Schedule 4—deductable gift recipients

1.28      Schedule 4 proposes to amend the ITAA 1997 to update the list of specifically listed deductable gift recipients (DGRs).

1.29      DGR status assists eligible entities and funds to attract public financial support for their activities. The income tax law allows taxpayers to claim income tax deductions for gifts of two dollars or more to DGRs.[22]

1.30      The amendments proposed in schedule 4 will add Australian Schools Plus Ltd, East African Fund and the Mindaroo Foundation Trust as specifically listed DGRs.[23]

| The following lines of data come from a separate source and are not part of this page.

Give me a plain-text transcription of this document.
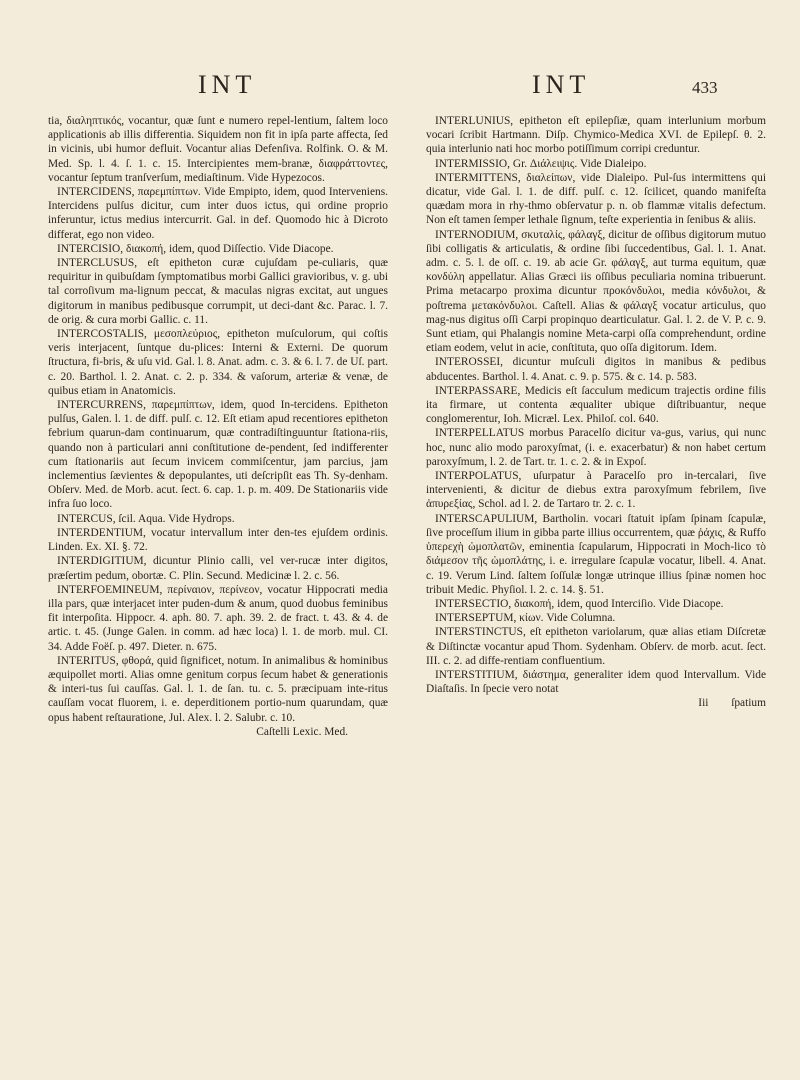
INT	INT	433

tia, διαληπτικός, vocantur, quæ ſunt e numero repel-lentium, ſaltem loco applicationis ab illis differentia. Siquidem non fit in ipſa parte affecta, ſed in vicinis, ubi humor defluit. Vocantur alias Defenſiva. Rolfink. O. & M. Med. Sp. l. 4. ſ. 1. c. 15. Intercipientes mem-branæ, διαφράττοντες, vocantur ſeptum tranſverſum, mediaſtinum. Vide Hypezocos.

INTERCIDENS, παρεμπίπτων. Vide Empipto, idem, quod Interveniens. Intercidens pulſus dicitur, cum inter duos ictus, qui ordine proprio inferuntur, ictus medius intercurrit. Gal. in def. Quomodo hic à Dicroto differat, ego non video.

INTERCISIO, διακοπή, idem, quod Diſſectio. Vide Diacope.

INTERCLUSUS, eſt epitheton curæ cujuſdam pe-culiaris, quæ requiritur in quibuſdam ſymptomatibus morbi Gallici gravioribus, v. g. ubi tal corroſivum ma-lignum peccat, & maculas nigras excitat, aut ungues digitorum in manibus pedibusque corrumpit, ut deci-dant &c. Parac. l. 7. de orig. & cura morbi Gallic. c. 11.

INTERCOSTALIS, μεσοπλεύριος, epitheton muſculorum, qui coſtis veris interjacent, ſuntque du-plices: Interni & Externi. De quorum ſtructura, fi-bris, & uſu vid. Gal. l. 8. Anat. adm. c. 3. & 6. l. 7. de Uſ. part. c. 20. Barthol. l. 2. Anat. c. 2. p. 334. & vaſorum, arteriæ & venæ, de quibus etiam in Anatomicis.

INTERCURRENS, παρεμπίπτων, idem, quod In-tercidens. Epitheton pulſus, Galen. l. 1. de diff. pulſ. c. 12. Eſt etiam apud recentiores epitheton febrium quarun-dam continuarum, quæ contradiſtinguuntur ſtationa-riis, quando non à particulari anni conſtitutione de-pendent, ſed indifferenter cum ſtationariis aut ſecum invicem commiſcentur, jam parcius, jam inclementius ſævientes & depopulantes, uti deſcripſit eas Th. Sy-denham. Obſerv. Med. de Morb. acut. ſect. 6. cap. 1. p. m. 409. De Stationariis vide infra ſuo loco.

INTERCUS, ſcil. Aqua. Vide Hydrops.

INTERDENTIUM, vocatur intervallum inter den-tes ejuſdem ordinis. Linden. Ex. XI. §. 72.

INTERDIGITIUM, dicuntur Plinio calli, vel ver-rucæ inter digitos, præſertim pedum, obortæ. C. Plin. Secund. Medicinæ l. 2. c. 56.

INTERFOEMINEUM, περίναιον, περίνεον, vocatur Hippocrati media illa pars, quæ interjacet inter puden-dum & anum, quod duobus feminibus fit interpoſita. Hippocr. 4. aph. 80. 7. aph. 39. 2. de fract. t. 43. & 4. de artic. t. 45. (Junge Galen. in comm. ad hæc loca) l. 1. de morb. mul. CI. 34. Adde Foëſ. p. 497. Dieter. n. 675.

INTERITUS, φθορά, quid ſignificet, notum. In animalibus & hominibus æquipollet morti. Alias omne genitum corpus ſecum habet & generationis & interi-tus ſui cauſſas. Gal. l. 1. de ſan. tu. c. 5. præcipuam inte-ritus cauſſam vocat fluorem, i. e. deperditionem portio-num quarundam, quæ opus habent reſtauratione, Jul. Alex. l. 2. Salubr. c. 10.

Caſtelli Lexic. Med.

INTERLUNIUS, epitheton eſt epilepſiæ, quam interlunium morbum vocari ſcribit Hartmann. Diſp. Chymico-Medica XVI. de Epilepſ. θ. 2. quia interlunio nati hoc morbo potiſſimum corripi creduntur.

INTERMISSIO, Gr. Διάλειψις. Vide Dialeipo.

INTERMITTENS, διαλείπων, vide Dialeipo. Pul-ſus intermittens qui dicatur, vide Gal. l. 1. de diff. pulſ. c. 12. ſcilicet, quando manifeſta quædam mora in rhy-thmo obſervatur p. n. ob flammæ vitalis defectum. Non eſt tamen ſemper lethale ſignum, teſte experientia in ſenibus & aliis.

INTERNODIUM, σκυταλίς, φάλαγξ, dicitur de oſſibus digitorum mutuo ſibi colligatis & articulatis, & ordine ſibi ſuccedentibus, Gal. l. 1. Anat. adm. c. 5. l. de oſſ. c. 19. ab acie Gr. φάλαγξ, aut turma equitum, quæ κονδύλη appellatur. Alias Græci iis oſſibus peculiaria nomina tribuerunt. Prima metacarpo proxima dicuntur προκόνδυλοι, media κόνδυλοι, & poſtrema μετακόνδυλοι. Caſtell. Alias & φάλαγξ vocatur articulus, quo mag-nus digitus oſſi Carpi propinquo dearticulatur. Gal. l. 2. de V. P. c. 9. Sunt etiam, qui Phalangis nomine Meta-carpi oſſa comprehendunt, ordine etiam eodem, velut in acie, conſtituta, quo oſſa digitorum. Idem.

INTEROSSEI, dicuntur muſculi digitos in manibus & pedibus abducentes. Barthol. l. 4. Anat. c. 9. p. 575. & c. 14. p. 583.

INTERPASSARE, Medicis eſt ſacculum medicum trajectis ordine filis ita firmare, ut contenta æqualiter ubique diſtribuantur, neque conglomerentur, Ioh. Micræl. Lex. Philoſ. col. 640.

INTERPELLATUS morbus Paracelſo dicitur va-gus, varius, qui nunc hoc, nunc alio modo paroxyſmat, (i. e. exacerbatur) & non habet certum paroxyſmum, l. 2. de Tart. tr. 1. c. 2. & in Expoſ.

INTERPOLATUS, uſurpatur à Paracelſo pro in-tercalari, ſive intervenienti, & dicitur de diebus extra paroxyſmum febrilem, ſive ἀπυρεξίας, Schol. ad l. 2. de Tartaro tr. 2. c. 1.

INTERSCAPULIUM, Bartholin. vocari ſtatuit ipſam ſpinam ſcapulæ, ſive proceſſum ilium in gibba parte illius occurrentem, quæ ῥάχις, & Ruffo ὑπερεχὴ ὠμοπλατῶν, eminentia ſcapularum, Hippocrati in Moch-lico τὸ διάμεσον τῆς ὠμοπλάτης, i. e. irregulare ſcapulæ vocatur, libell. 4. Anat. c. 19. Verum Lind. ſaltem ſoſſulæ longæ utrinque illius ſpinæ nomen hoc tribuit Medic. Phyſiol. l. 2. c. 14. §. 51.

INTERSECTIO, διακοπή, idem, quod Interciſio. Vide Diacope.

INTERSEPTUM, κίων. Vide Columna.

INTERSTINCTUS, eſt epitheton variolarum, quæ alias etiam Diſcretæ & Diſtinctæ vocantur apud Thom. Sydenham. Obſerv. de morb. acut. ſect. III. c. 2. ad diffe-rentiam confluentium.

INTERSTITIUM, διάστημα, generaliter idem quod Intervallum. Vide Diaſtaſis. In ſpecie vero notat

Iii ſpatium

Consideration of the bill by other committees

Senate Scrutiny of Bills Committee

1.31      The Senate Standing Committee for the Scrutiny of Bills assesses legislative proposals against a set of accountability standards that focus on the effect of proposed legislation on individual rights, liberties and obligations, and on parliamentary propriety. The Scrutiny of Bills Committee—which reported on the bill in its twelfth Alert Digest of 2014—focused on the retrospective application of the proposed amendments. The Scrutiny of Bills Committee noted that the proposed measures in schedule 1—abolishing the mature age worker tax offset and schedule 3––rates of the R&D tax offset, commence on 1 July 2014. The Scrutiny of Bills Committee noted that both measures were announced in the 2014–15 Budget, and made no further comment on the bill.[24]

Parliamentary Joint Committee on Human Rights

1.32      One of the functions of the Parliamentary Joint Committee on Human Rights (PJCHR) is to examine bills for compatibility with human rights, and to report to both Houses of the Parliament on that issue.[25] The PJCHR considered that the bill was 'compatible with human rights'.[26]